On behalf of the senior management of Cornell University, the delegation was welcomed by Dr. Bonnie Comella, Associate Vice Provost for Undergraduate Education, who, in addition to presenting Cornell's institutional governance structure, answered several questions on institutional strategy and strategic planning. Another successful meeting was held with another senior leader, Dr. Paula Cohen, Associate Vice Provost for Life Sciences, during which she presented the research activities and funding background of Cohen Lab and her own multi-million dollar fundraising activities.

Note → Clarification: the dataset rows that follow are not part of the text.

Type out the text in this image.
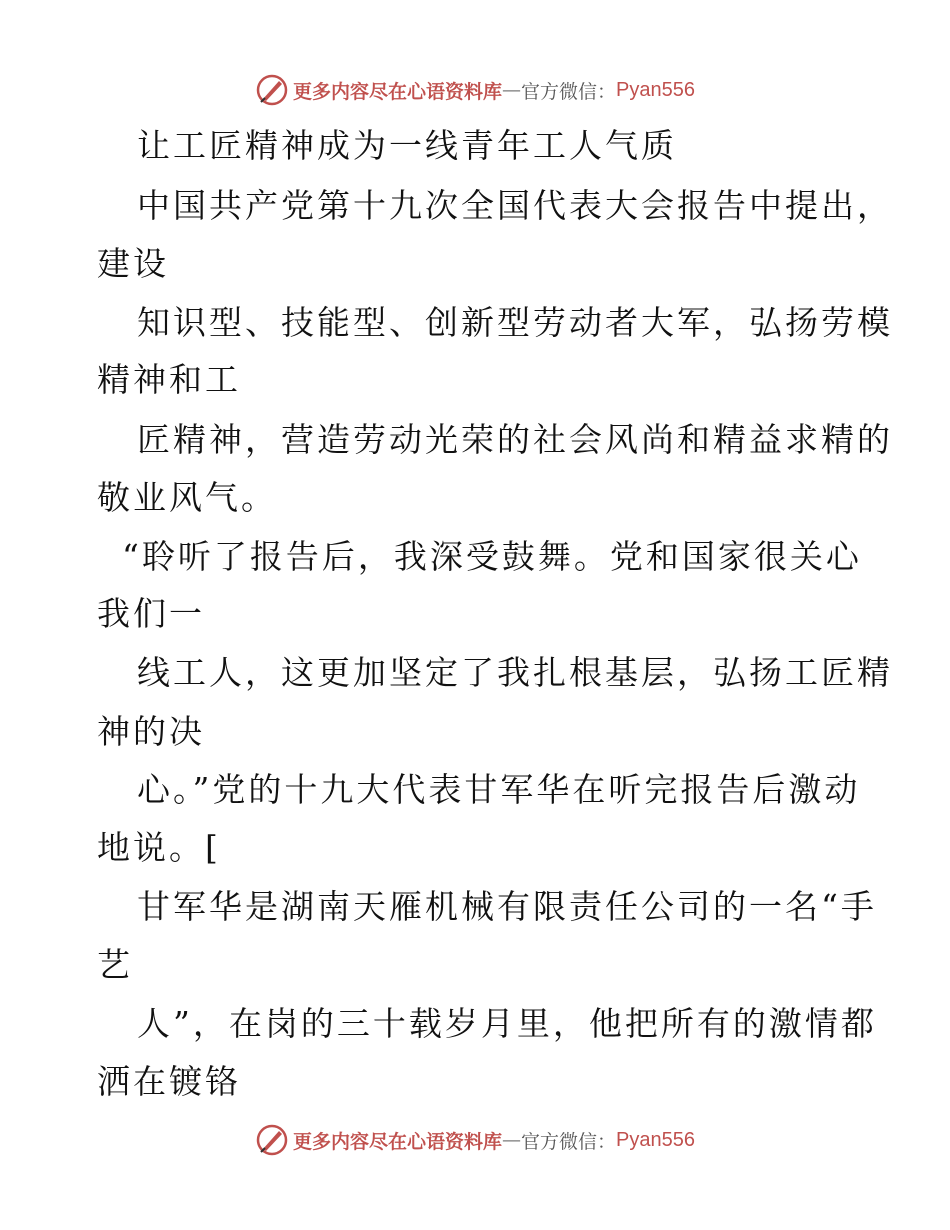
更多内容尽在心语资料库 — 官方微信： Pyan556
让工匠精神成为一线青年工人气质
中国共产党第十九次全国代表大会报告中提出，
建设
知识型、技能型、创新型劳动者大军，弘扬劳模
精神和工
匠精神，营造劳动光荣的社会风尚和精益求精的
敬业风气。
“聆听了报告后，我深受鼓舞。党和国家很关心
我们一
线工人，这更加坚定了我扎根基层，弘扬工匠精
神的决
心。”党的十九大代表甘军华在听完报告后激动
地说。[
甘军华是湖南天雁机械有限责任公司的一名“手
艺
人”，在岗的三十载岁月里，他把所有的激情都
洒在镀铬
更多内容尽在心语资料库 — 官方微信： Pyan556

It is of great importance for the future of institutional cooperation that two senior leaders from Cornell University could learn about the teaching and research activities at MATE and the Erasmus mobility cooperation, which is now in its fourth year.
The delegation, hosted by Dr. Mark Sarvary, conducted professional meetings in several departments within the College of Agriculture and Life Sciences (CALS). They visited the School of Integrative Plant Science Soil and Crop Sciences Section, the McArt Lab at the Department of Entomology, the Cornell Chemical Ecology Core Facility, Office of Undergraduate Biology, the Department of Natural Resources and the Environment, CALS Global Fellows Program Office, AgriTech Research Station in Geneva, NY, the Department of Animal Science, the Cohen Lab in Cornell College of Veterinary Medicine, and Dr. Sarvary's Investigative Biology Teaching Laboratories. They also visited the famous Cornell University Insect Collection, one of the largest insect collections in the world, with more than 7 million insect specimens.

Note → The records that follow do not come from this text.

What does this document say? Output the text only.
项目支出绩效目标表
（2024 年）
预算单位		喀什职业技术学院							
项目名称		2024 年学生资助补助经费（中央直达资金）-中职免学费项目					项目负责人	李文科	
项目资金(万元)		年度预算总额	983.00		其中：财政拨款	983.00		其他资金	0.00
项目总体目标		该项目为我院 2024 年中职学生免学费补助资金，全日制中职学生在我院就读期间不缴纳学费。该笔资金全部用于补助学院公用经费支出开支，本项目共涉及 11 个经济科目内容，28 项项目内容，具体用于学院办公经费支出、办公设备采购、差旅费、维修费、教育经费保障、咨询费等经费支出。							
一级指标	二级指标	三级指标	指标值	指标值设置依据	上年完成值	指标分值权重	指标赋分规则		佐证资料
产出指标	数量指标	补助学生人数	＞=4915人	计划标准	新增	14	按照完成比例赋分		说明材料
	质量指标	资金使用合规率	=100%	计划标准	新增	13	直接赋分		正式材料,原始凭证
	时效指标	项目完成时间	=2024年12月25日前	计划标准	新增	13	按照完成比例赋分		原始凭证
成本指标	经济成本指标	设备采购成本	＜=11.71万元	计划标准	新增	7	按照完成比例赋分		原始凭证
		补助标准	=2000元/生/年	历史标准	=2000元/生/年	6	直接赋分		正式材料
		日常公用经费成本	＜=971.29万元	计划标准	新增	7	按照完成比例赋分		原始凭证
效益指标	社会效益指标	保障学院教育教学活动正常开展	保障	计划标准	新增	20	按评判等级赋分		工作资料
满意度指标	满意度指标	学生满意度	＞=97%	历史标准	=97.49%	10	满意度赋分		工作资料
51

The visit was very efficient and productive. The two institutions will renew their previous cooperation agreement for a further five years and will continue to work together within the Erasmus+ mobility programme, which will be extended as follows:

  • CALS Global Fellows programme continues to provide the institutional framework for the mobilities of Cornell undergraduate students who will participate in summer research internships. However, if a student from another school or a graduate student has an interest in participating in a mobility, it will be made possible for them.
  • Regarding student mobility for studies, Cornell would send exchange students to the Erasmus Mundus Joint Master Program of MATE, namely Danube AgriFood Master (DAFM), as they already have experience with this type of programme with FESIA (France). Erasmus Mundus is considered as a guarantee of quality that is accepted by the best universities in the world, a fact that is a credit to both Erasmus Mundus and MATE AgriFood Master. As this training also allows for guest lectures by Cornell professors, the collaboration will be expanded with this opportunity.
  • Pursuing reciprocity in student exchange, the possible ways of student mobilities from MATE to Cornell were also discussed. The most feasible solution seems to be a summer traineeship for MATE students, for which Cornell's Research Experience for Undergraduates (REU) program ( was recommended. This could be implemented at AgriTech, Cornell's research institute in Geneva, NY, which was also discussed by Dr. Kyle Wickings of AgriTech.
  • Other areas of collaboration identified include Food Production and Food Safety, Ecotoxicology, and Animal Nutrition, for which Cornell University invites preliminary proposals for collaboration.


Founded in 1865, Cornell is one of the Ivy League universities (Brown, Columbia, Cornell, Dartmouth, Harvard, Pennsylvania, Princeton, Yale), which are the highest-ranked institutions of higher education in the United States and worldwide. The number of Nobel laureates associated with Cornell is currently 50 ( ), and it has been ranked 21st in QS World University Rankings in 2022. MATE has taken an important step in its internationalisation strategy by starting a student and faculty exchange programme with such an excellent partner institution.